Ondertussen zijn we kampioen zoals blijkt. Kampioen ontlezing! Proficiat!

Maar Sedlacek zei nog iets moois, nog iets wat hoop geeft: Er bestaat een soort onzichtbare hand die altijd weer voor een tegenbeweging binnen de maatschappij zorgt, als er van iets teveel is. Als voorbeeld noemde hij: Als er teveel ‚flowerpower‘ is, komt er vanzelf vanuit de maatschappij een beweging en een roep naar meer ordening.

En ik denk, ook al heb ik daar geen enkel bewijs voor, dat deze tegenbeweging gaat komen.

Hoop doet leven. En verhalen, die ook.

( P.S. Het bovenstaande plaatje is van Pinterest )

Het begint met een boek

Soms is social media werkelijk onbetaalbaar.

Cindy, die ik alleen via twitter ‚ken‘, attendeerde op een nieuw prentenboek. ‚Blij als ik brei‘ trok direct mijn aandacht. Met een collega had ik afgesproken dat we nog dit jaar, na de Kinderboekenweek, een klein project in de bibliobus gingen doen: Haken & breien. Omdat het weer helemaal ‚in‘ is, en omdat we er ontzettend veel mooie boeken over hebben. Dus, ik kon eigenlijk niet anders dan dit aangeprezen boek van Anke Werker en Danielle Schothorst te bestellen. En ik word er helemaal blij van!

De eerste schaapjes zijn klaar en als je niet oplet heb je zo een hele kudde bij mekaar. En ook de katten pakken de draad snel op en helpen enthousiast mee.

Voor meer informatie/inspiratie kijk op: www.schapenzaken.nl .
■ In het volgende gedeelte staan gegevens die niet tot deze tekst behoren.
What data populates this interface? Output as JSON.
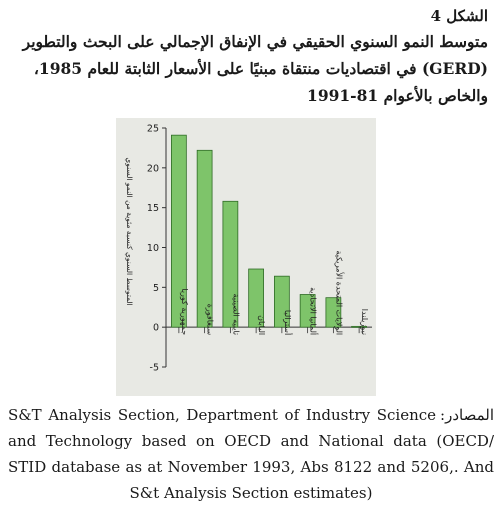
{
  "figure": {
    "number": "الشكل 4",
    "title_lines": [
      "متوسط النمو السنوي الحقيقي في الإنفاق الإجمالي على البحث والتطوير",
      "(GERD) في اقتصاديات منتقاة مبنيًا على الأسعار الثابتة للعام 1985،",
      "والخاص بالأعوام 81-1991"
    ]
  },
  "colors": {
    "bar_fill": "#7ec46a",
    "bar_stroke": "#2f6b26",
    "axis": "#333333",
    "plot_bg": "#e8e9e4"
  },
  "chart_data": {
    "type": "bar",
    "title": "",
    "ylabel": "المتوسط السنوي كنسبة مئوية من النمو السنوي",
    "xlabel": "",
    "ylim": [
      -5,
      25
    ],
    "yticks": [
      -5,
      0,
      5,
      10,
      15,
      20,
      25
    ],
    "ytick_labels": [
      "-5",
      "0",
      "5",
      "10",
      "15",
      "20",
      "25"
    ],
    "grid": false,
    "categories": [
      "جمهورية كوريا",
      "سنغافورة",
      "تايبيه الصينية",
      "اليابان",
      "أستراليا",
      "ألمانيا الاتحادية",
      "الولايات المتحدة الأمريكية",
      "نيوزيلندا"
    ],
    "values": [
      24.1,
      22.2,
      15.8,
      7.3,
      6.4,
      4.1,
      3.7,
      0.1
    ]
  },
  "source": {
    "label": "المصادر:",
    "text": "S&T Analysis Section, Department of Industry Science and Technology based on OECD and National data (OECD/ STID database as at November 1993, Abs 8122 and 5206,. And S&t Analysis Section estimates)"
  }
}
Polderfeest in Wilhelminadorp

De biblioservicebus is bekend in Wilhelminadorp. We komen er iedere woensdag, van 13.00 tot 14.00. Met zo’n bus van 16 meter lengte is het niet altijd makkelijk om ergens te komen. Maar we waren er, ook deze keer, op tijd en op onze aangewezen plek tussen de kraampjes toen het polderfeest in Wilhelminadorp begon.

Voor mij was het het derde zomerevenement voor dit seizoen en gelijktijdig de afsluiting van de reeks van 2013. Ieder feest is anders, ieder feest is speciaal.

De dag begon regenachtig, maar vanaf het moment dat het aan het begin van de middag opklaarde bleef het droog en was het een en al gezelligheid. Mooie handgemaakte producten werden te koop aangeboden. Niet van de wegwerpspullen, maar goede, degelijke dingen. Ook voor goede doelen, ook tweedehands. Er was lekker eten en bier uit Goes. Veel ruimte en gelegenheid voor kinderen om te spelen. En, oh ja, de kinderen wisten nog hoe dat moest, buitenspelen. Er was een roofvogelshow en een orchideeën tentoonstelling. En er werd gedanst, en de line dancers deden het goed.

Ik hoop dat we er volgend jaar weer bij zijn.

Een dag op Tholen – Braderie St. Annaland

Het duurt even voordat je er bent. Ik moet bekennen dat het al lang geleden was dat ik voor het laatst het eiland Tholen bezocht. Oh, en wat heb ik genoten van de reis over de Oesterdam, een streepje weg met aan weerskanten water, de trage windmolens, het stille natuurgebied, stukken met aan je linkerhand (als je op de heenreis bent) goudgeel duingras dat haast aan de roomwitte wolkjes kan tippen. Land en hemel vloeien in elkaar. Een wijds landschap, een soort van geruststelling, berusting voor je ogen, opeens verlost van een overmaat aan prikkels. Water en land. Land en water. En af en toe koeien.

Op weg naar St. Annaland. Weer een dag met de bus. Weer een dag midden in het leven, dicht bij de mensen.